O ateu quase sempre, no contexto atual, é uma minoria, enquanto os religiosos são muito diversos e a maioria da população. É muito claro que a função que o ateu acaba desempenhando nos contextos religiosos é o de fazer a ponte entre diferentes religiões. JORGE AMADO ERA ATEU e foi ele que criou a lei de liberdade religiosa. É muito claro que mesmo em contextos populares, vai existir indisposições entre as diferentes religiões.
 
O ateu aparece como uma figura que pode ajudar a conciliar esses conflitos, até porque ironicamente, ele é o que tem mais disposição de tentar entender o ponto de vista das religiões. O que não falta são ateus que sabem mais da bíblia do que os cristãos.

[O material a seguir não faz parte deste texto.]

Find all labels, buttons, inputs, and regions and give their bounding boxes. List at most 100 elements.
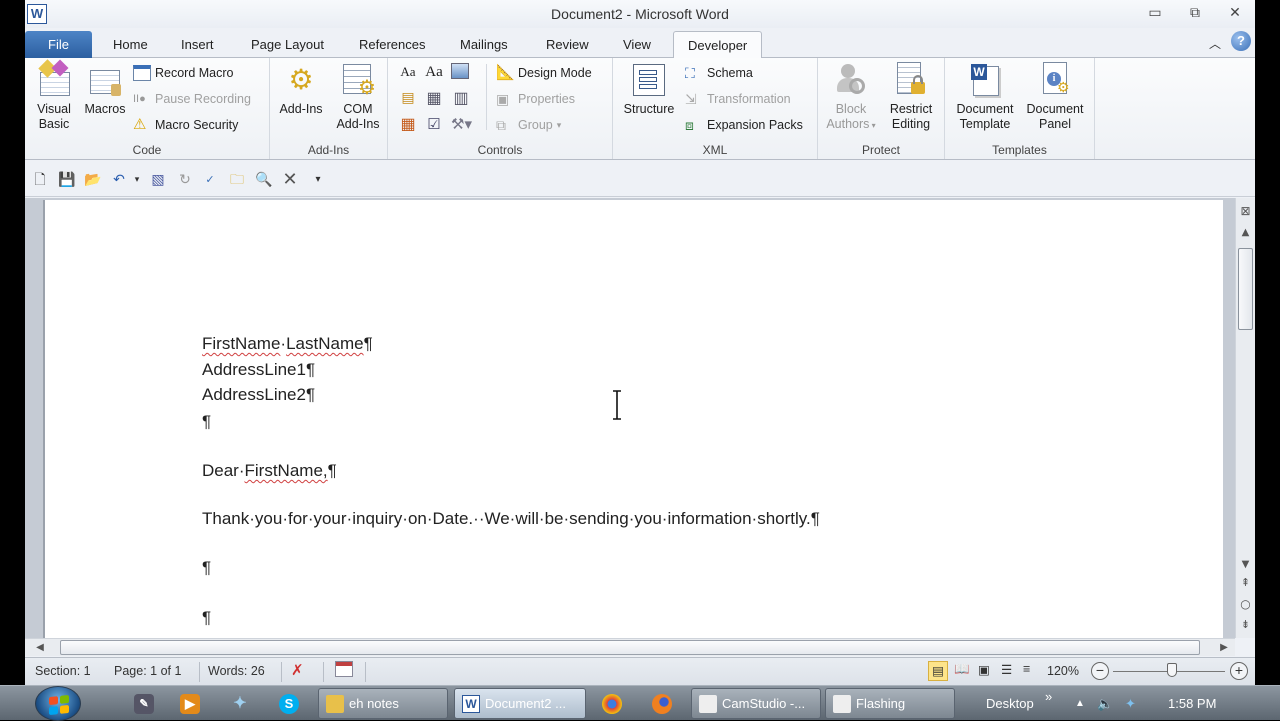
document-paragraph[interactable]: Thank·you·for·your·inquiry·on·Date.··We·… (202, 509, 820, 529)
combo-box-control-icon[interactable]: ▦ (424, 89, 444, 109)
save-icon[interactable]: 💾 (58, 171, 76, 189)
minimize-button[interactable]: ▭ (1135, 2, 1175, 24)
structure-button[interactable]: Structure (619, 62, 679, 117)
full-screen-reading-view-icon[interactable]: 📖 (954, 662, 970, 677)
volume-icon[interactable]: 🔈 (1097, 686, 1113, 721)
transformation-button[interactable]: ⇲ Transformation (685, 88, 791, 110)
block-authors-button[interactable]: Block Authors ▾ (822, 62, 880, 133)
drop-down-list-control-icon[interactable]: ▥ (451, 89, 471, 109)
restrict-editing-button[interactable]: Restrict Editing (882, 62, 940, 132)
horizontal-scrollbar[interactable]: ◀ ▶ (25, 638, 1235, 656)
view-ruler-icon[interactable]: ⊠ (1236, 202, 1255, 220)
rich-text-control-icon[interactable]: Aa (398, 62, 418, 82)
chrome-icon[interactable] (602, 694, 622, 714)
start-button[interactable] (35, 686, 81, 721)
outline-view-icon[interactable]: ☰ (1001, 662, 1012, 677)
macros-button[interactable]: Macros (81, 62, 129, 117)
zoom-level[interactable]: 120% (1047, 664, 1079, 678)
show-hidden-icons[interactable]: ▲ (1075, 686, 1085, 721)
zoom-out-button[interactable]: − (1091, 662, 1109, 680)
proofing-errors-icon[interactable]: ✗ (291, 661, 304, 679)
design-mode-button[interactable]: 📐 Design Mode (496, 62, 592, 84)
firefox-icon[interactable] (652, 694, 672, 714)
taskbar-item-document2[interactable]: W Document2 ... (454, 688, 586, 719)
spelling-check-icon[interactable]: ✓ (201, 171, 219, 189)
add-ins-button[interactable]: ⚙ Add-Ins (276, 62, 326, 117)
vertical-scrollbar[interactable]: ⊠ ▲ ▼ ⇞ ○ ⇟ (1235, 198, 1255, 638)
visual-basic-button[interactable]: Visual Basic (29, 59, 79, 132)
skype-icon[interactable]: S (279, 694, 299, 714)
zoom-slider-thumb[interactable] (1167, 663, 1177, 677)
document-template-button[interactable]: W Document Template (951, 62, 1019, 132)
media-player-icon[interactable]: ▶ (180, 694, 200, 714)
expansion-packs-button[interactable]: ⧈ Expansion Packs (685, 114, 803, 136)
tab-page-layout[interactable]: Page Layout (237, 31, 338, 58)
scroll-up-arrow[interactable]: ▲ (1236, 224, 1255, 242)
draft-view-icon[interactable]: ≡ (1023, 662, 1030, 676)
document-paragraph[interactable]: ¶ (202, 558, 211, 578)
pause-recording-button[interactable]: II● Pause Recording (133, 88, 251, 110)
tab-developer[interactable]: Developer (673, 31, 763, 59)
redo-icon[interactable]: ↻ (176, 171, 194, 189)
building-block-control-icon[interactable]: ▤ (398, 89, 418, 109)
undo-dropdown-icon[interactable]: ▾ (128, 171, 146, 189)
minimize-ribbon-icon[interactable]: ︿ (1209, 35, 1221, 52)
plain-text-control-icon[interactable]: Aa (424, 62, 444, 82)
document-panel-button[interactable]: i ⚙ Document Panel (1021, 62, 1089, 132)
horizontal-scroll-thumb[interactable] (60, 640, 1200, 655)
scroll-left-arrow[interactable]: ◀ (31, 639, 49, 657)
document-paragraph[interactable]: AddressLine2¶ (202, 385, 315, 405)
toolbar-chevron[interactable]: » (1045, 686, 1052, 721)
check-box-control-icon[interactable]: ☑ (424, 115, 444, 135)
taskbar-item-camstudio[interactable]: CamStudio -... (691, 688, 821, 719)
scroll-right-arrow[interactable]: ▶ (1215, 639, 1233, 657)
tab-file[interactable]: File (25, 31, 92, 58)
desktop-toolbar[interactable]: Desktop (986, 686, 1034, 721)
open-folder-icon[interactable]: 📂 (84, 171, 102, 189)
tab-view[interactable]: View (609, 31, 665, 58)
scroll-down-arrow[interactable]: ▼ (1236, 556, 1255, 574)
zoom-in-button[interactable]: + (1230, 662, 1248, 680)
taskbar-item-eh-notes[interactable]: eh notes (318, 688, 448, 719)
record-macro-button[interactable]: Record Macro (133, 62, 234, 84)
document-paragraph[interactable]: AddressLine1¶ (202, 360, 315, 380)
help-icon[interactable]: ? (1231, 31, 1251, 51)
tab-mailings[interactable]: Mailings (446, 31, 522, 58)
web-layout-view-icon[interactable]: ▣ (978, 662, 990, 677)
macro-security-button[interactable]: ⚠ Macro Security (133, 114, 238, 136)
document-page[interactable]: FirstName·LastName¶ AddressLine1¶ AddressL… (43, 200, 1223, 638)
next-page-icon[interactable]: ⇟ (1236, 616, 1255, 634)
restore-button[interactable]: ⧉ (1175, 2, 1215, 24)
document-paragraph[interactable]: ¶ (202, 412, 211, 432)
folder-icon[interactable]: 🗀 (228, 171, 246, 189)
vertical-scroll-thumb[interactable] (1238, 248, 1253, 330)
undo-icon[interactable]: ↶ (110, 171, 128, 189)
page-indicator[interactable]: Page: 1 of 1 (114, 664, 181, 678)
document-paragraph[interactable]: FirstName·LastName¶ (202, 334, 373, 354)
customize-toolbar-icon[interactable]: ▾ (309, 171, 327, 189)
network-app-icon[interactable]: ✦ (230, 694, 250, 714)
pinned-app-icon[interactable]: ✎ (134, 694, 154, 714)
macro-recording-icon[interactable] (335, 661, 353, 677)
tab-review[interactable]: Review (532, 31, 603, 58)
date-picker-control-icon[interactable]: ▦ (398, 115, 418, 135)
document-paragraph[interactable]: ¶ (202, 608, 211, 628)
schema-button[interactable]: ⛶ Schema (685, 62, 753, 84)
word-count[interactable]: Words: 26 (208, 664, 265, 678)
group-button[interactable]: ⧉ Group ▾ (496, 114, 561, 136)
picture-control-icon[interactable] (451, 63, 469, 79)
network-tray-icon[interactable]: ✦ (1125, 686, 1136, 721)
print-preview-icon[interactable]: ▧ (149, 171, 167, 189)
tab-insert[interactable]: Insert (167, 31, 228, 58)
print-layout-view-icon[interactable]: ▤ (928, 661, 948, 681)
close-document-icon[interactable]: ✕ (281, 171, 299, 189)
com-add-ins-button[interactable]: ⚙ COM Add-Ins (332, 62, 384, 132)
close-button[interactable]: ✕ (1215, 2, 1255, 24)
previous-page-icon[interactable]: ⇞ (1236, 574, 1255, 592)
new-document-icon[interactable]: 🗋 (31, 171, 49, 189)
document-paragraph[interactable]: Dear·FirstName,¶ (202, 461, 337, 481)
tab-home[interactable]: Home (99, 31, 162, 58)
clock[interactable]: 1:58 PM (1168, 686, 1216, 721)
section-indicator[interactable]: Section: 1 (35, 664, 91, 678)
properties-button[interactable]: ▣ Properties (496, 88, 575, 110)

Seria muito interessante se os ateus também lessem sobre outras religiões. Mas note, o grande alvo é o cristianismo, justamente porque ele é a maior religião ocidental e é muito claro o uso político dele para manter o status quo, inclusive até mais forte que suas vertentes populares. Nós temos um Lancellotti para uns milhares de Macedo.

Mesmo o ateu mais fraco é um materialista nato, isso é uma coisa importante se a gente quer discutir o que fazer politicamente. O elemento ultra racionalista da ordem religiosa já tem uma noção predeterminada sobre o mundo, enquanto o cientificismo ateu consegue olhar para o mundo de fato e analisar o que de fato nós sabemos. É uma questão de epistemologia, uma questão de conseguir se adaptar melhor à realidade e de construir soluções para essa determinada realidade.